Privatise the Roads! Privatise Everything!

Is nothing sacred to the ConDem Coalition? After the news that the NHS is facing being cracked open to allow private companies to feast on the gobs of cash inside, that the taxpayers are paying companies to get people back into work, to assess whether people are really too sick to work, that we nearly sold off all our forests and even the police forces are going to be outsourced to security firms, maybe the fact that the roads are the latest to be privatised in all but name shouldn’t be too much of a surprise.

Ahead of the budget Cameron has announced a new plan to attract private investment in UK infrastructure, it seems as if in response to Vince Cable’s assertion that the Coalition have as of yet failed to create a solid plan for growth. But critics of the scheme say that it is nothing more than a revision of the Public Private Partnerships, later re-branded as PFIs, and will eventually cost the taxpayer more than they ever gain because of a desperate attempt to raise money for investment “off the balance sheet”.

The new plans will have companies bidding for leases of the 3% of Britains key motorways and trunk roads for something like 30 to 50 years. The government is keen to stress that it is not privatisation because they retain the ultimate ownership of the infrastructure. Essentially the government hands over a bit of road to a private company, they stump up the money to carry out expansion, improvement and maintenance and in return the government diverts a proportion of the Vehicle Excise Duty their way until the end of the contract. The idea is that investors will get a near guaranteed return on their investment and the government gets a new road.

Further incentives towards building are in place, in that if new roads are built and extra capacity can be added, the companies are allowed to introduce tolls. But you can almost be certain that at some point in the plan’s three or four decade lifetime investors will begin wheedling the government for more ways to fleece road users. Just look how long the cap on private care in the NHS lasted.

The model for this pseudo-privatisation is supposed to be that model of efficiency, the water utilities. This is the industry that David Hall calculates would be 12% cheaper per household if it were still in public hands. The industry whose lack of investment and massive remuneration for it’s directors means that it has chronic leaks, a lack of storage and still prices have risen by 50% since its takeover.

Questions have also been raised as to who will actually be investing in these projects. The plan is to alleviate the “ridiculous” situation where foreign investors are ready and willing to put money into the UK but British equivalents are not. Yet George Osborne has been urging the Chinese government and Middle Eastern oil barons to invest. Strange to think that our road taxes will be propping up totalitarian regimes and shady businessmen for decades to come, right?

And for what? A one time lump sum of cash to plug our nation’s balance sheet in return for ceding control over what seems like one of the last vestiges of the country the government actually has control over. The argument for the scheme is insane. The government itself can get access to the money for investment for next to nothing, 50 year indexed gilts have a yield of 0.2% yet if the government are going to attract any investment from the private sector they’ll need to be paying out a return of something more like 5-10%, not to mention all the other goodies and sweeteners they’ll have to fork over.
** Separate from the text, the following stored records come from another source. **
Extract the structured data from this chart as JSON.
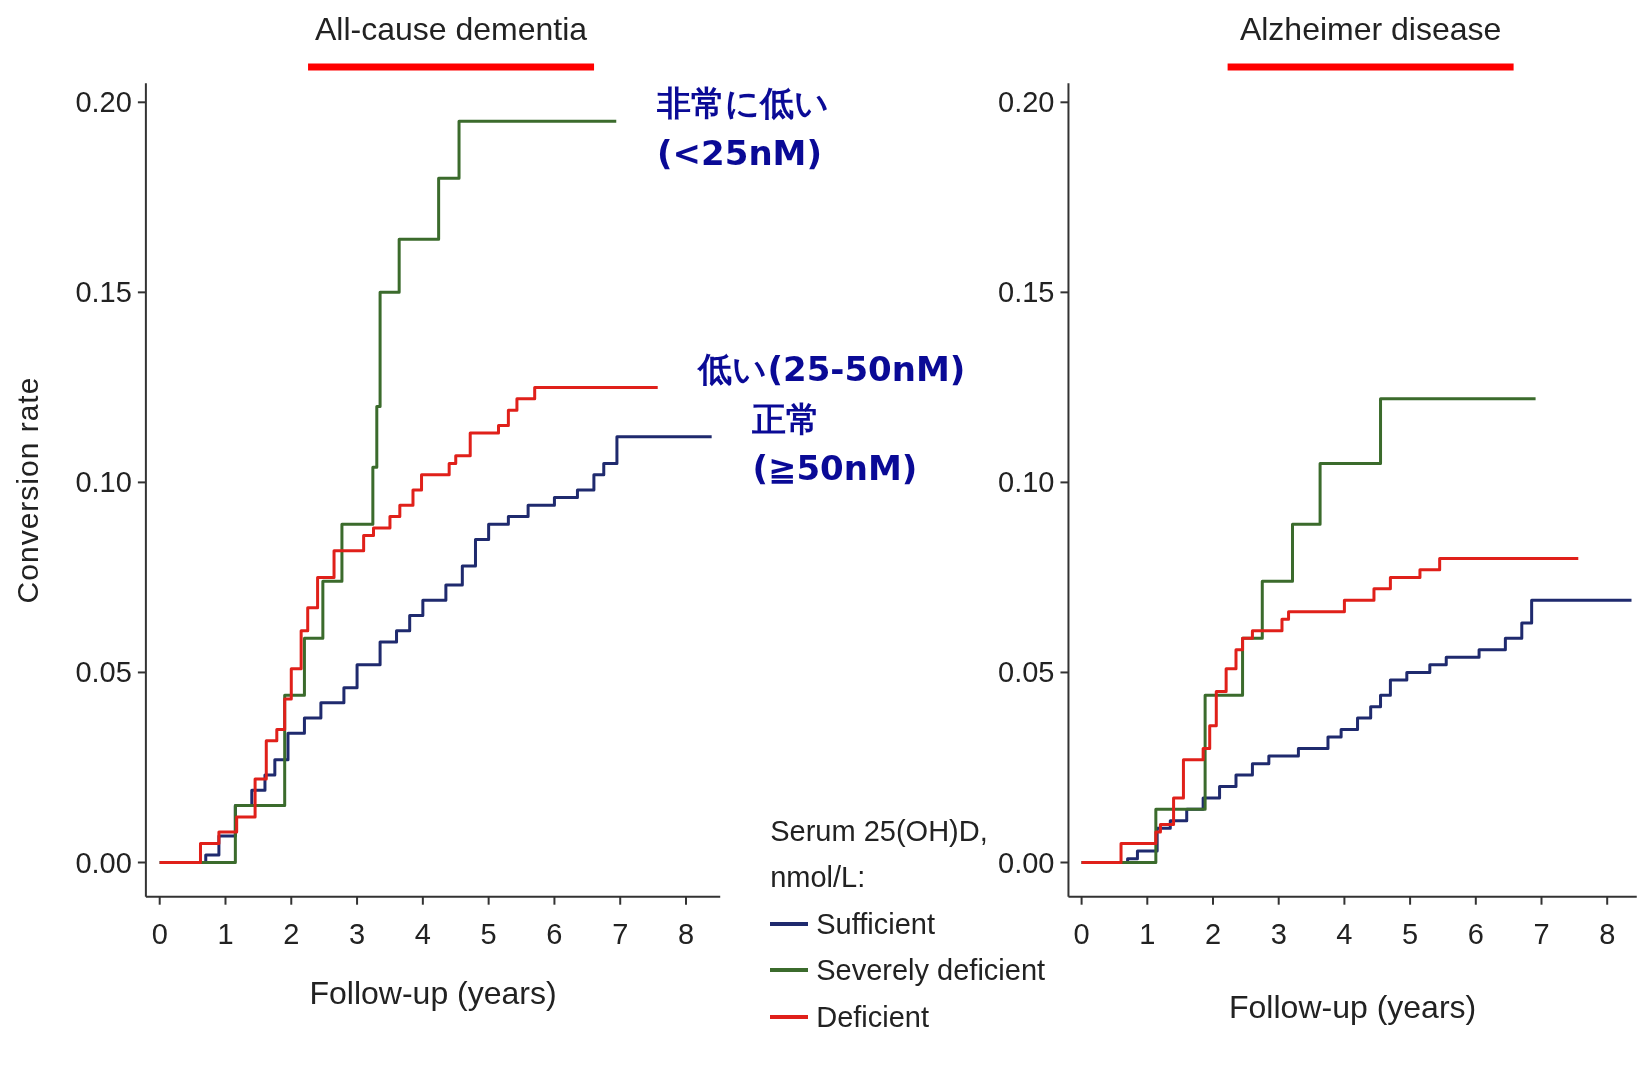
{
  "chart_data": [
    {
      "type": "step",
      "title": "All-cause dementia",
      "xlabel": "Follow-up (years)",
      "ylabel": "Conversion rate",
      "legend_title": "Serum 25(OH)D, nmol/L:",
      "legend": "bottom right",
      "xlim": [
        -0.21,
        8.52
      ],
      "ylim": [
        -0.009,
        0.205
      ],
      "xticks": [
        0,
        1,
        2,
        3,
        4,
        5,
        6,
        7,
        8
      ],
      "yticks": [
        {
          "value": 0,
          "label": "0.00"
        },
        {
          "value": 0.05,
          "label": "0.05"
        },
        {
          "value": 0.1,
          "label": "0.10"
        },
        {
          "value": 0.15,
          "label": "0.15"
        },
        {
          "value": 0.2,
          "label": "0.20"
        }
      ],
      "series": [
        {
          "name": "Sufficient",
          "color": "#1f2a6e",
          "x": [
            0,
            0.7,
            0.9,
            1.15,
            1.4,
            1.6,
            1.75,
            1.95,
            2.2,
            2.45,
            2.8,
            3.0,
            3.35,
            3.6,
            3.8,
            4.0,
            4.35,
            4.6,
            4.8,
            5.0,
            5.3,
            5.6,
            6.0,
            6.35,
            6.6,
            6.75,
            6.95,
            8.39
          ],
          "values": [
            0,
            0.002,
            0.007,
            0.015,
            0.019,
            0.023,
            0.027,
            0.034,
            0.038,
            0.042,
            0.046,
            0.052,
            0.058,
            0.061,
            0.065,
            0.069,
            0.073,
            0.078,
            0.085,
            0.089,
            0.091,
            0.094,
            0.096,
            0.098,
            0.102,
            0.105,
            0.112,
            0.112
          ]
        },
        {
          "name": "Severely deficient",
          "color": "#3b6b2c",
          "x": [
            0,
            1.15,
            1.9,
            2.2,
            2.48,
            2.77,
            3.24,
            3.3,
            3.35,
            3.64,
            4.24,
            4.55,
            6.94
          ],
          "values": [
            0,
            0.015,
            0.044,
            0.059,
            0.074,
            0.089,
            0.104,
            0.12,
            0.15,
            0.164,
            0.18,
            0.195,
            0.195
          ]
        },
        {
          "name": "Deficient",
          "color": "#e0201a",
          "x": [
            0,
            0.62,
            0.9,
            1.17,
            1.45,
            1.62,
            1.78,
            1.9,
            2.0,
            2.15,
            2.25,
            2.4,
            2.65,
            3.1,
            3.25,
            3.5,
            3.65,
            3.85,
            3.98,
            4.4,
            4.5,
            4.72,
            5.15,
            5.3,
            5.43,
            5.7,
            7.57
          ],
          "values": [
            0,
            0.005,
            0.008,
            0.012,
            0.022,
            0.032,
            0.035,
            0.043,
            0.051,
            0.061,
            0.067,
            0.075,
            0.082,
            0.086,
            0.088,
            0.091,
            0.094,
            0.098,
            0.102,
            0.105,
            0.107,
            0.113,
            0.115,
            0.119,
            0.122,
            0.125,
            0.125
          ]
        }
      ],
      "annotations": [
        {
          "text": "非常に低い (<25nM)",
          "x": 6.94,
          "y": 0.195
        },
        {
          "text": "低い(25-50nM)",
          "x": 7.57,
          "y": 0.125
        },
        {
          "text": "正常 (≧50nM)",
          "x": 8.39,
          "y": 0.112
        }
      ]
    },
    {
      "type": "step",
      "title": "Alzheimer disease",
      "xlabel": "Follow-up (years)",
      "xlim": [
        -0.2,
        8.45
      ],
      "ylim": [
        -0.009,
        0.205
      ],
      "xticks": [
        0,
        1,
        2,
        3,
        4,
        5,
        6,
        7,
        8
      ],
      "yticks": [
        {
          "value": 0,
          "label": "0.00"
        },
        {
          "value": 0.05,
          "label": "0.05"
        },
        {
          "value": 0.1,
          "label": "0.10"
        },
        {
          "value": 0.15,
          "label": "0.15"
        },
        {
          "value": 0.2,
          "label": "0.20"
        }
      ],
      "series": [
        {
          "color": "#1f2a6e",
          "x": [
            0,
            0.7,
            0.85,
            1.15,
            1.35,
            1.6,
            1.85,
            2.1,
            2.35,
            2.6,
            2.85,
            3.3,
            3.75,
            3.95,
            4.2,
            4.4,
            4.55,
            4.7,
            4.95,
            5.3,
            5.55,
            6.05,
            6.45,
            6.7,
            6.85,
            8.37
          ],
          "values": [
            0,
            0.001,
            0.003,
            0.009,
            0.011,
            0.014,
            0.017,
            0.02,
            0.023,
            0.026,
            0.028,
            0.03,
            0.033,
            0.035,
            0.038,
            0.041,
            0.044,
            0.048,
            0.05,
            0.052,
            0.054,
            0.056,
            0.059,
            0.063,
            0.069,
            0.069
          ]
        },
        {
          "color": "#3b6b2c",
          "x": [
            0,
            1.13,
            1.88,
            2.45,
            2.75,
            3.21,
            3.63,
            4.55,
            6.91
          ],
          "values": [
            0,
            0.014,
            0.044,
            0.059,
            0.074,
            0.089,
            0.105,
            0.122,
            0.122
          ]
        },
        {
          "color": "#e0201a",
          "x": [
            0,
            0.6,
            1.13,
            1.2,
            1.4,
            1.55,
            1.85,
            1.95,
            2.05,
            2.2,
            2.35,
            2.45,
            2.6,
            3.05,
            3.15,
            4.0,
            4.45,
            4.7,
            5.15,
            5.45,
            7.56
          ],
          "values": [
            0,
            0.005,
            0.008,
            0.01,
            0.017,
            0.027,
            0.03,
            0.036,
            0.045,
            0.051,
            0.056,
            0.059,
            0.061,
            0.064,
            0.066,
            0.069,
            0.072,
            0.075,
            0.077,
            0.08,
            0.08
          ]
        }
      ]
    }
  ]
}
This obsession with keeping down the deficit is what caused the PFI catastrophe. So long as the money isn’t obviously adding to the size of the deficit during the Coalition’s term in government, who cares how much or for how long we’ll be paying it off. It’s also worth mentioning the injustice of taking money out of the common tax pool to pay for projects that will ultimately benefit only a few people.

It seems like the rampant disease of state-sponsored hypercapitalism, that we have been exporting all too lucratively to the cash-strapped or war-torn countries of the developing world has finally come back to infect us. If you hadn’t realised it already, there is no facet of our country too cherished, too efficient, too useful or too beautiful to be sold off by a caucus of two unelected parties for some faceless accountant to make money off of.

At least I think I’ve answered my original question: Is nothing sacred to the ConDem Coalition? Yes, profits and votes.